The trace element composition of igneous and hydrothermal magnetite from 19 well-studied porphyry Cu ± Au ± Mo, Mo, and W-Mo deposits was measured by laser ablation-inductively coupled plasma-mass spectrometry (LA-ICP-MS) and then classified by partial least squares-discriminant analysis (PLS-DA) to constrain the factors explaining the relationships between the chemical composition of magnetite and the magmatic affinity and porphyry deposit subtypes. Igneous magnetite can be discriminated by relatively high P, Ti, V, Mn, Zr, Nb, Hf, and Ta contents but low Mg, Si, Co, Ni, Ge, Sb, W, and Pb contents, in contrast to hydrothermal magnetite. Compositional differences between igneous and hydrothermal magnetite are mainly controlled by the temperature, oxygen fugacity, cocrystallized sulfides, and element solubility/mobility that significantly affect the partition coefficients between magnetite and melt/fluids. Binary diagrams based on Ti, V, and Cr contents are not enough to discriminate igneous and hydrothermal magnetite in porphyry deposits.
Relatively high Si and Al contents discriminate porphyry W-Mo hydrothermal magnetite, probably reflecting the control by high-Si, highly differentiated, granitic intrusions for this deposit type. Relatively high Mg, Mn, Zr, Nb, Sn, and Hf but low Ti and V contents discriminate porphyry Au-Cu hydrothermal magnetite, most likely resulting from a combination of mafic to intermediate intrusion composition, high chlorine in fluids, relatively high oxygen fugacity, and low-temperature conditions. Igneous or hydrothermal magnetite from Cu-Mo, Cu-Au, and Cu-Mo-Au deposits cannot be discriminated from each other, probably due to similar intermediate to felsic intrusion composition, melt/fluid composition, and conditions such as temperature and oxygen fugacity for the formation of these deposits.
The magmatic affinity of porphyritic intrusions exerts some control on the chemical composition of igneous and hydrothermal magnetite in porphyry systems. Igneous and hydrothermal magnetite related to alkaline magma is relatively rich in Mg, Mn, Co, Mo, Sn, and high field strength elements (HFSEs), perhaps due to high concentrations of chlorine and fluorine in magma and exsolved fluids, whereas those related to calc-alkaline magma are relatively rich in Ca but depleted in HFSEs, consistent with the high Ca but low HFSE magma composition.
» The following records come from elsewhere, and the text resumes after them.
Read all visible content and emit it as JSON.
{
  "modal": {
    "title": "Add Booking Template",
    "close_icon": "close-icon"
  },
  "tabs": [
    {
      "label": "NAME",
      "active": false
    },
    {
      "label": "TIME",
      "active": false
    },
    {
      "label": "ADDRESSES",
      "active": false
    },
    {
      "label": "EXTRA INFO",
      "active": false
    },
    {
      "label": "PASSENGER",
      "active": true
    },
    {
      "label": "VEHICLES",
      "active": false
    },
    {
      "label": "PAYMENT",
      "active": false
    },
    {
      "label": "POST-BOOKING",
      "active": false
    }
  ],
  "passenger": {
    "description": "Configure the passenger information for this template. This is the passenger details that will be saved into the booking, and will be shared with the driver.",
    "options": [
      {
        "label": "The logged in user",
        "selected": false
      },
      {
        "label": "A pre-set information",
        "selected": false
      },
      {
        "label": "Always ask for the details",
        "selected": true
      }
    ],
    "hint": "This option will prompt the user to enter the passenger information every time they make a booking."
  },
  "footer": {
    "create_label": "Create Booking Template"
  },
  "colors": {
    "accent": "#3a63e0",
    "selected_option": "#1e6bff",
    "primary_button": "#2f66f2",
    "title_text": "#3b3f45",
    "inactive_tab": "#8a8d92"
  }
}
Igneous and hydrothermal magnetite related to high-K calc-alkaline magma is relatively rich in Al, Ti, Sc, and Ta, due to a higher temperature of formation or enrichment of these elements in melt/fluids.
Partial least squares-discriminant analysis on hydrothermal magnetite compositions from porphyry Cu, iron oxide copper-gold (IOCG), Kiruna-type iron oxide-apatite (IOA), and skarn deposits around the world identify important discriminant elements for these deposit types. Magnetite from porphyry Cu deposits is characterized by relatively high Ti, V, Zn, and Al contents, whereas that from IOCG deposits can be discriminated from other types of magnetite by its relatively high V, Ni, Ti, and Al contents. IOA magnetite is discriminated by higher V, Ti, and Mg but lower Al contents, whereas skarn magnetite can be separated from magnetite from other deposit types by higher Mn, Mg, Ca, and Zn contents. Decreased Ti and V contents in hydrothermal magnetite from porphyry Cu and IOA, to IOCG, and to skarn deposits may be related to decreasing temperature and increasing oxygen fugacity. The relative depletion of Al in IOA magnetite is due to its low magnetite-silicate melt partition coefficient, immobility of Al in fluids, and earlier, higher-temperature magmatic or magmatic-hydrothermal formation of IOA deposits. The relative enrichment of Ni in IOCG magnetite reflects more mafic magmatic composition and less competition with sulfide, whereas elevated Mn, Mg, Ca, and Zn in skarn magnetite results from enrichment of these elements in fluids via more intensive fluid-carbonate rock interaction.